Монаха я не только знал, но даже опубликовал его мемуары «Записки попа» в своем «Вестнике новой литературы» под именем отца Василия. В начале перестройки он еще служил, кажется, в церкви Большеохтинского кладбища, ему не с руки было открывать свое настоящее имя.

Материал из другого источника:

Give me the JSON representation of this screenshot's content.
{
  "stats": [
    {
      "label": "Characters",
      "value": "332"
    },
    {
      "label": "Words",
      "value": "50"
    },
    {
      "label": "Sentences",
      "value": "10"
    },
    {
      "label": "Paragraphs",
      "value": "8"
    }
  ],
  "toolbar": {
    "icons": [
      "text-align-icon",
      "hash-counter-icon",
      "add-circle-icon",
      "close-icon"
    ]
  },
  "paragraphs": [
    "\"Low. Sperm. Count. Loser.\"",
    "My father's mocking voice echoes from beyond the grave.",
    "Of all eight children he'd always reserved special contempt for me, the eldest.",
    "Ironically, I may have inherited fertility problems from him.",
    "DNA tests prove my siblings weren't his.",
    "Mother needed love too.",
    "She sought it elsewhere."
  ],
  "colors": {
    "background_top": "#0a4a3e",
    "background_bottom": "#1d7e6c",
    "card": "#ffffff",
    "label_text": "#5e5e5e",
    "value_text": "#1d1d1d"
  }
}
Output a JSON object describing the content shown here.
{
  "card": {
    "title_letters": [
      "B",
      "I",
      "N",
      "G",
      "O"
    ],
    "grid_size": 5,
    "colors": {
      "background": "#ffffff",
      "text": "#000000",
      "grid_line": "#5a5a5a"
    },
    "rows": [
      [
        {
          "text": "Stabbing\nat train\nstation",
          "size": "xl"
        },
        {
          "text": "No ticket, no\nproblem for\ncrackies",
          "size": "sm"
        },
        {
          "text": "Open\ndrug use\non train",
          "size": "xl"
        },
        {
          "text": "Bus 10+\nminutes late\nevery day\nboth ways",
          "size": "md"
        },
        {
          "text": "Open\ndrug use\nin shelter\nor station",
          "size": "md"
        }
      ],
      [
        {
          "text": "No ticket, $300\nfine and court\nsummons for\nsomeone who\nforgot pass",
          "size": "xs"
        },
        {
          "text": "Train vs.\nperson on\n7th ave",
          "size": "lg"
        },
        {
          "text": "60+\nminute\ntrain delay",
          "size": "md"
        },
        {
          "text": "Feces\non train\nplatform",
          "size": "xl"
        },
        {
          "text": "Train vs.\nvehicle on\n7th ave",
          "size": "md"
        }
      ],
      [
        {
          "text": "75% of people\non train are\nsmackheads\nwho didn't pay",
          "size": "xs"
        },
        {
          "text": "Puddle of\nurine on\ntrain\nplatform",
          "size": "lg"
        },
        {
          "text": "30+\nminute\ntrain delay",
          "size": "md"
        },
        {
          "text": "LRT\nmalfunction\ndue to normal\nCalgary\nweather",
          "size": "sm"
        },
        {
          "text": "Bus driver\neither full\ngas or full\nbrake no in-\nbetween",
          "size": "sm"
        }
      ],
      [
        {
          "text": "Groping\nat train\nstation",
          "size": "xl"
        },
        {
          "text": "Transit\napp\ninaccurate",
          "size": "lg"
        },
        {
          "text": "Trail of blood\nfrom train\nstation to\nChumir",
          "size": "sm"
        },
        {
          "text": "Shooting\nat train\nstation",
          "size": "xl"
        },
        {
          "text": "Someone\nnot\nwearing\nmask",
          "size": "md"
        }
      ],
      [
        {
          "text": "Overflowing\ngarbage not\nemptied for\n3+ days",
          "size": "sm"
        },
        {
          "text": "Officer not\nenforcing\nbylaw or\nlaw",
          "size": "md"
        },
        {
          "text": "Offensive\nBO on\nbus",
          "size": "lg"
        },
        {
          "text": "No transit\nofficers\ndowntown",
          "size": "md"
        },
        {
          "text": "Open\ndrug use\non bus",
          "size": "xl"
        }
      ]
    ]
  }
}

На вечере встречи я увидел его в изысканном черном смокинге, с бабочкой – он выглядел как преуспевающий «новый русский»: о том, что, благодаря длинной рокировке, место церкви занял деловой офис, мне было известно еще раньше.

Ныне живущая в Израиле поэтесса Елена Игнатова кончила «тридцатку» раньше меня, как, впрочем, и поэт Глеб Горбовский, чьи настоянные на водке вирши были чудо как хороши, пока он не бросил пить и не стал квасить свои стихи в бочках с патокой.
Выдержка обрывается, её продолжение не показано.